Overview
- Jurisdiction: State of Hesse
- Subordinate to: Basic Law for the Federal Republic of Germany (since 1949)
- Created: 30 September 1949
- Ratified: 1 December 1949

= Constitution of Hesse =

Principles, institutions and law of political governance in the German state of Hesse

The Constitution of Hesse, signed on the December 1, 1946, is the constitution of the German state of Hesse.

== Origins ==
A committee was formed for the preparation of the draft constitution and made up of 12 participants from each party. Participants of the advisory state committee (German: beratender Landesausschuss) February 26 - July 14, 1946 were, among others, Walter Fisch and Eleonore Wolf.

On June 30, 1946 elections were held for the state constitutional convention (Ger: verfassungsberatende Landesversammlung). Out of a total election turnout of 71%, the Social Democratic Party (SPD) got 44.3% of the delegates, the Christian Democratic Union (CDU) 37.3%, the Communist Party (KPD) 9.7% and the Liberal Democratic Party (LDP) got 6%.

There were 51 participants at the state constitutional convention July 15 - November 30, 1946.

Other people involved in the development of the Hesse Constitution:

- Dr. Valentin Heckert.
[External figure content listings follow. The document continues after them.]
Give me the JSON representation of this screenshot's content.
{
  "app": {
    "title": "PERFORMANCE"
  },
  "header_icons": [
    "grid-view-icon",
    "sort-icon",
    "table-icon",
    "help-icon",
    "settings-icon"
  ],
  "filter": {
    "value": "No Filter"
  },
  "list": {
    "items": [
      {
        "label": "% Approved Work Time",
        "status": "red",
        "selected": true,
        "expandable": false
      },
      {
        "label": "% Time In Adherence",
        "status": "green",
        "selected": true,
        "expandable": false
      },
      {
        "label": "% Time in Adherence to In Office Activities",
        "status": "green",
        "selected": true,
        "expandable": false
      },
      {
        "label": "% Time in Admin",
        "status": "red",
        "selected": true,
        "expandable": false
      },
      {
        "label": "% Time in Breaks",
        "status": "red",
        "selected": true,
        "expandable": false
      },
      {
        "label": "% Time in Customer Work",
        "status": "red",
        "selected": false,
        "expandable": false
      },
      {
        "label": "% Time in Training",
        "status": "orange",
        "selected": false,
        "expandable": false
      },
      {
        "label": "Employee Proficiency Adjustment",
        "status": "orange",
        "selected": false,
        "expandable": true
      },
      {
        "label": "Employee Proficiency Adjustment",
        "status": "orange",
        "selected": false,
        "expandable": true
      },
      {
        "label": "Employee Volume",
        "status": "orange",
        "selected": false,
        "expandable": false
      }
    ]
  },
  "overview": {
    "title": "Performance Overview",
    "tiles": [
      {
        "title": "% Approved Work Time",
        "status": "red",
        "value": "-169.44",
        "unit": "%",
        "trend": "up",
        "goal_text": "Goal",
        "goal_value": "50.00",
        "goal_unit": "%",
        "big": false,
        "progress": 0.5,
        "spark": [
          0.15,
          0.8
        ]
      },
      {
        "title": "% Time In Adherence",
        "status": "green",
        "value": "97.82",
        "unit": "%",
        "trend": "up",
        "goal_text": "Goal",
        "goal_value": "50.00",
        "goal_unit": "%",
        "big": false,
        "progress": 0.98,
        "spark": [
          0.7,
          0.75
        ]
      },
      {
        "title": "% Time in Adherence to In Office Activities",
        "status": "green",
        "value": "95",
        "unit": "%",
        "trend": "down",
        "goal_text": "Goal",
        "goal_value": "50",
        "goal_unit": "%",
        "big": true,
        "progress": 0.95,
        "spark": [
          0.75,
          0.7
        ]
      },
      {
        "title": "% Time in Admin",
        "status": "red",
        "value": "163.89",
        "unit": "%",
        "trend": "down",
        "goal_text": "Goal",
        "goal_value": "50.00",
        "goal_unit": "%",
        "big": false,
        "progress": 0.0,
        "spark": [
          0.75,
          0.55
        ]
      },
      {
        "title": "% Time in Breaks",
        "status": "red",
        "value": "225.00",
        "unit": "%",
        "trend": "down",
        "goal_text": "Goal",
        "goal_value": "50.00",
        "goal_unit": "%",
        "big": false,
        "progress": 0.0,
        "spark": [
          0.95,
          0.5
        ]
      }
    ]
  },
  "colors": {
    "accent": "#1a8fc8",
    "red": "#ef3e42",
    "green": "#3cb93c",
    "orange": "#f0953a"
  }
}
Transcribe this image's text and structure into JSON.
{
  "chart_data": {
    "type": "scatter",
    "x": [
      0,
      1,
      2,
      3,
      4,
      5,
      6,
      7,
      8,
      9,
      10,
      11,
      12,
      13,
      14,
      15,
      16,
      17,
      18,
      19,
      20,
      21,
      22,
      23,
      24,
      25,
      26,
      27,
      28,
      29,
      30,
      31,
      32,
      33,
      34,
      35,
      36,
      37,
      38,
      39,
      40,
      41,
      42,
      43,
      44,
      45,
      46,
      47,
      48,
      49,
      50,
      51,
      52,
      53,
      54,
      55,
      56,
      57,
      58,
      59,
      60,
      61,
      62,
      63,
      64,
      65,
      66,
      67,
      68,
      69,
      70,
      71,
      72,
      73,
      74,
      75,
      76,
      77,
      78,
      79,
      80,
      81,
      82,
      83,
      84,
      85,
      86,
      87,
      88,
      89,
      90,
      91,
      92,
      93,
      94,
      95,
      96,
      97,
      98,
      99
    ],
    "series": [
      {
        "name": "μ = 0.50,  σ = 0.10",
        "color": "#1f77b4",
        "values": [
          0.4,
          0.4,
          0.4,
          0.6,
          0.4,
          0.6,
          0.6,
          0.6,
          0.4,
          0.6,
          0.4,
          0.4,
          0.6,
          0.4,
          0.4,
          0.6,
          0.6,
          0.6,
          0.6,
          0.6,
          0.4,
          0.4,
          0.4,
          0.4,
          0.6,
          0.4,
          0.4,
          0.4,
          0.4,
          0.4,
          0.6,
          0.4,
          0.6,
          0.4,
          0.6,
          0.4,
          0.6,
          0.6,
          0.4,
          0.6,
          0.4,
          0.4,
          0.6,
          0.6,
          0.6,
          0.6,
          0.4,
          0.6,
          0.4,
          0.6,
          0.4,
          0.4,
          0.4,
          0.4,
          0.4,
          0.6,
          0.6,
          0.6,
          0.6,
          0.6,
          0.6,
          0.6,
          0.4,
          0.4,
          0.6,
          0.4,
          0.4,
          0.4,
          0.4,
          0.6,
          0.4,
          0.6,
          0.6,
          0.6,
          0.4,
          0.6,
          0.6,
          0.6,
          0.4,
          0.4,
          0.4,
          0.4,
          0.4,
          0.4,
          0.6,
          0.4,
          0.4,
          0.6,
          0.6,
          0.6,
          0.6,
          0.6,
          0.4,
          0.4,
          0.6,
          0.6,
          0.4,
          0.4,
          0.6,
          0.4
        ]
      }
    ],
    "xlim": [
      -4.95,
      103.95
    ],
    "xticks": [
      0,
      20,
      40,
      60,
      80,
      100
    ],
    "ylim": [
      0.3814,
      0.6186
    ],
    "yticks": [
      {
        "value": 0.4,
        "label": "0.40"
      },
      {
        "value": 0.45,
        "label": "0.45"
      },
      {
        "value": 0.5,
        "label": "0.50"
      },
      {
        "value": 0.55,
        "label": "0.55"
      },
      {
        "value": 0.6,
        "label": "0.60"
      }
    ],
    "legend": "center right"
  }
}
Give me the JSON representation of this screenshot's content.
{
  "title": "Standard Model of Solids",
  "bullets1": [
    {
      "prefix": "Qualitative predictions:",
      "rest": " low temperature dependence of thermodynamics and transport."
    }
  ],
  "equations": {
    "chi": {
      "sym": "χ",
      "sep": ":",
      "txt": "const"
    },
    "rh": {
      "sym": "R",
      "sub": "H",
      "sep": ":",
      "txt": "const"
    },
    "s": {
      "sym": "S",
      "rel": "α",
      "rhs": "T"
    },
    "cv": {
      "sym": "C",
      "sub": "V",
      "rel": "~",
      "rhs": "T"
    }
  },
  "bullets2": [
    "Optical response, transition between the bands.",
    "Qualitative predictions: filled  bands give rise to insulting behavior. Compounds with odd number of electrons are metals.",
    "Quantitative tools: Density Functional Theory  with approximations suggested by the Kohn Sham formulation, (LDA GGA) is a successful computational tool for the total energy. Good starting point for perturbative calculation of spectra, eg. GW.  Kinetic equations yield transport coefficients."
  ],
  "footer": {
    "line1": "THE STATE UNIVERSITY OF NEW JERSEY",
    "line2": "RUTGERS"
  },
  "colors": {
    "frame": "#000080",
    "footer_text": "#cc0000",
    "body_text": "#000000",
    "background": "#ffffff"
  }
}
Drafted as assistant secretary of state (Ger.: Ministerialdirektor) for the production of a draft of the new constitution. He got involved with, among other things, the democratization of the police.
- Oskar Müller, Labor Secretary (Ger.: Arbeitsminister) of the first Hesse government.
- Emil Carlebach, delegate of the first parliament and publisher of the German daily, Frankfurter Rundschau.

The state convention adopted the historic Hesse Constitutional Compromise on September 30, 1946.
On December 1, 1946, the Hesse Constitution took effect by popular vote as the first German postwar constitution, with 76.4% for the entire constitution and 72% for socialization article 41.

Article 41 provided for socialization in the mining, iron and steel sectors, as well as in energy and transportation.

Other points of constitutional importance were recognition of the dignity and humanity of people; in the economic sphere, this included the right to work, the eight-hour workday, minimum 12 days of vacation, the right to strike, as well as a uniform industrial law for workers, employees and officials in which lockout is prohibited. Due to the recency of historical events under National Socialism, the social aspects of the constitution went much further than they did in constitutions adopted later on by the other Federal states in Germany.

Article 21 used to be a legal curiosity. According to it, the death penalty may be imposed for particularly grave crimes. Article 21 was changed in 2018 and its content replaced with The Death penalty is abolished so that it mirrors the Federal Constitution. Before that, Article 21 was no longer in effect due to the abolishment of the death penalty at the level of the Federal constitution. The same goes for lockout, which is unlawful according to the Hesse constitution.